You have relentlessly complained about eBird as if the folks who run it are obtuse dolts who don't understand birding and use a model that is simply "wrong," and you ask me to have respect? Please. (I know some of the folks at eBird central by the way--they include several of the most skilled birders in the world.)Really, please have some more respect for the audience—it's blindingly obvious that the place you see or hear the bird from isn't (exactly) the place where the bird is, and no-one has claimed it is !

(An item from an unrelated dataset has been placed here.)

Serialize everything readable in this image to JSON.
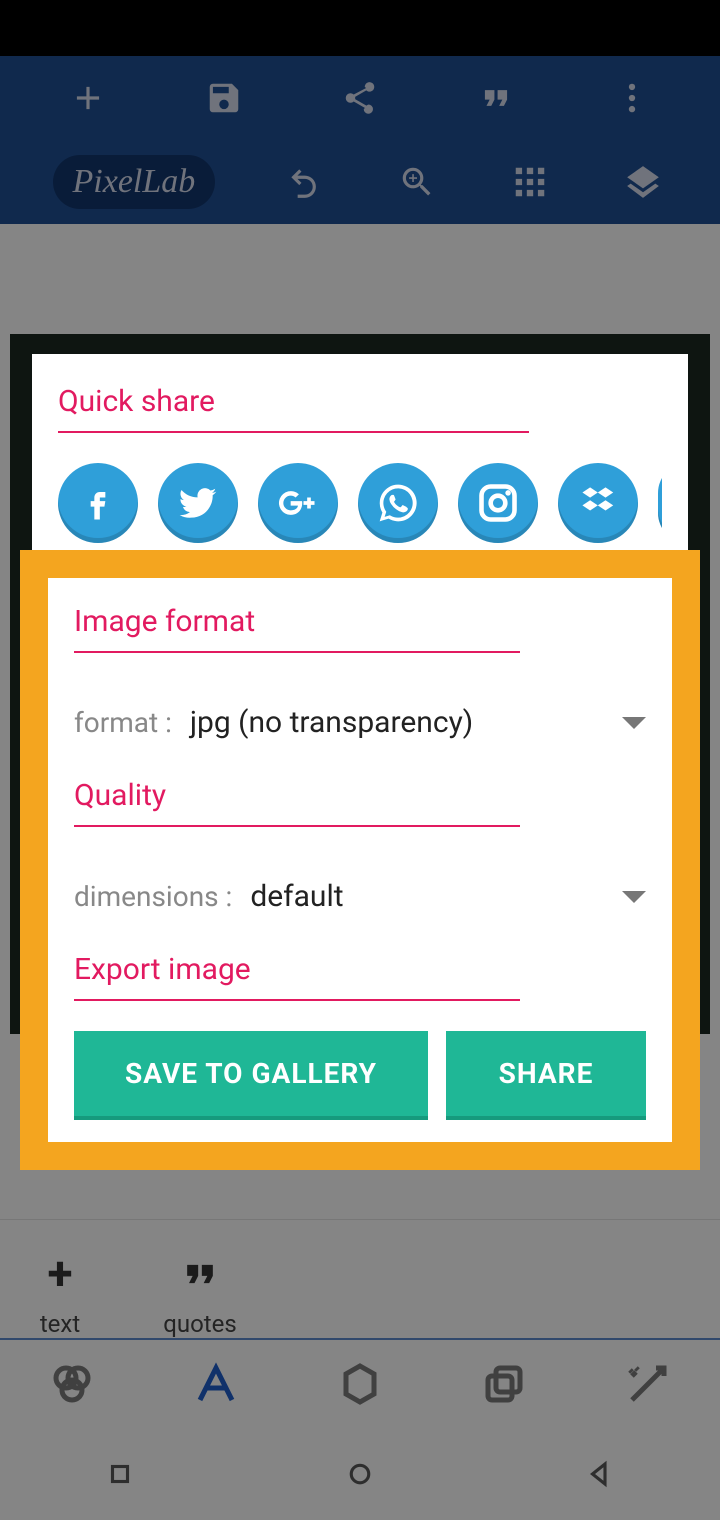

In any event, I believe all my posts have been quite respectful. The point of emphasizing that the encounter location is not the bird location is that you and a few others have written as though tracking locations are the perfect data point and Opisska has said that recording encounter locations allows him to record "birds" rather than using those imprecise hotspots. So, you conclude, the eBird folks must be just obtuse not to allow encounter location tracking. But if you focus on the imprecision of the encounter locations, you can see that the advantages of encounter locations are not as great as you suggest--both methods require significant assumptions and approximations to be useful for analysis. It is just a matter of degree, and at that point it becomes a pragmatic analysis of the costs/benefits of each method regarding ease of use, privacy of data, etc. on which reasonable people can differ. It is not a matter of using a data model that is "wrong" or "right".
In any event, I think I'm done with this thread.